[Mono-dev] [PATCH] SecureString implementation

Fri Dec 9 18:13:30 EST 2005

I think I am confused about the design of ProtectedMemory, can you
correct the errors I make in the following reply? Mostly this because I
am curious about the API now ;-).

On Fri, 2005-12-09 at 17:39 -0500, Sebastien Pouliot wrote:
> Hello Ben,
> 
> On Fri, 2005-12-09 at 16:28 -0500, Ben Maurer wrote:
> > Why does this need to be implemented in unmanaged code? The win32 apis
> > could be pinvoked, and we already have an AES implementation in managed
> > code. 
> 
> Oh, believe me I have a *much* higher preference to managed code (and I
> did try it) but in the end the choice wasn't about "how", it was about
> "why".
> 
> The use cases for ProtectedMemory (and SecureString is very similar) are
> very different from the "general" use cases of cryptography. I won't get
> in long (and potentially boring for some) details (there's lot of docs
> on MSDN for interested people) but PM and SS are mainly used to limit
> the window of opportunity to access some data during software execution.

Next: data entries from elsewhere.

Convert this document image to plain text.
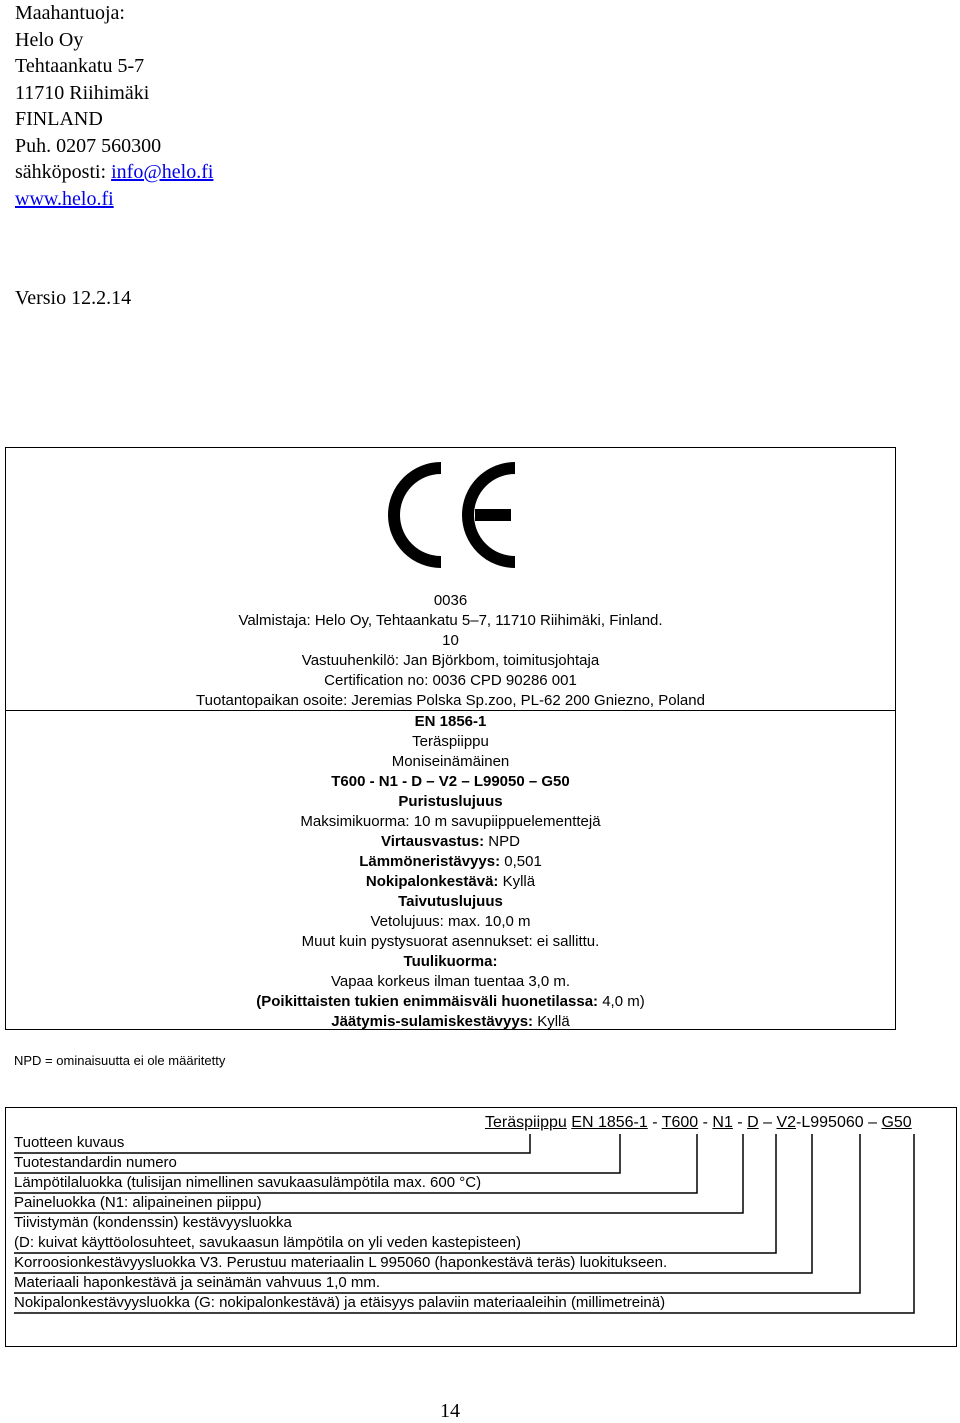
Maahantuoja:
Helo Oy
Tehtaankatu 5-7
11710 Riihimäki
FINLAND
Puh. 0207 560300
sähköposti: info@helo.fi
www.helo.fi
Versio 12.2.14
0036
Valmistaja: Helo Oy, Tehtaankatu 5–7, 11710 Riihimäki, Finland.
10
Vastuuhenkilö: Jan Björkbom, toimitusjohtaja
Certification no: 0036 CPD 90286 001
Tuotantopaikan osoite: Jeremias Polska Sp.zoo, PL-62 200 Gniezno, Poland
EN 1856-1
Teräspiippu
Moniseinämäinen
T600 - N1 - D – V2 – L99050 – G50
Puristuslujuus
Maksimikuorma: 10 m savupiippuelementtejä
Virtausvastus: NPD
Lämmöneristävyys: 0,501
Nokipalonkestävä: Kyllä
Taivutuslujuus
Vetolujuus: max. 10,0 m
Muut kuin pystysuorat asennukset: ei sallittu.
Tuulikuorma:
Vapaa korkeus ilman tuentaa 3,0 m.
(Poikittaisten tukien enimmäisväli huonetilassa: 4,0 m)
Jäätymis-sulamiskestävyys: Kyllä
NPD = ominaisuutta ei ole määritetty
Teräspiippu EN 1856-1 - T600 - N1 - D – V2-L995060 – G50
Tuotteen kuvaus
Tuotestandardin numero
Lämpötilaluokka (tulisijan nimellinen savukaasulämpötila max. 600 °C)
Paineluokka (N1: alipaineinen piippu)
Tiivistymän (kondenssin) kestävyysluokka
(D: kuivat käyttöolosuhteet, savukaasun lämpötila on yli veden kastepisteen)
Korroosionkestävyysluokka V3. Perustuu materiaalin L 995060 (haponkestävä teräs) luokitukseen.
Materiaali haponkestävä ja seinämän vahvuus 1,0 mm.
Nokipalonkestävyysluokka (G: nokipalonkestävä) ja etäisyys palaviin materiaaleihin (millimetreinä)
14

The primary goal of ProtectedMemory (or SecureString) seems to be:
     1. To prevent the protected value from being exposed should it ever
        be swapped to disk (and the computer rebooted into an OS that
        could read the swap file)
     2. To reduce the window for for a process with access to the
        program's address space to view the data (what is an example of
        where somebody would have access to the programs address space
        but can't just call the DAPI code to decrypt the string? I don't
        think I understand this case)
     3. (SecureString) Allow untrusted APIs to be given a string without
        being able to read it. For example, I could give somebody a
        password for a web service and know that they'd never be able to
        get the password and send it to a place I didn't want it to go.

Right?

> There are some reasons this cannot be build on top of the managed
> implementation. The biggest one, IMHO, is that the symmetric algorithms
> in .NET have a design flaw[1]: the secret key is publicly exposed (and
> some would say it's "by design" ;-). This it's not a big deal for the
> most common usage where you already supply, hence know, the secret key.
> 
> However the lack of encapsulation of the key (like provided in
> CryptoAPI, and many other toolkits, using opaque handles) makes it
> "hard" to share the use of a common key without sharing the key itself.
> By "hard" I mean it's "too easy to share" so it destroy the real
> advantage of using PM/SS (as the window of opportunity on the secret key
> would be larger than on the protected data).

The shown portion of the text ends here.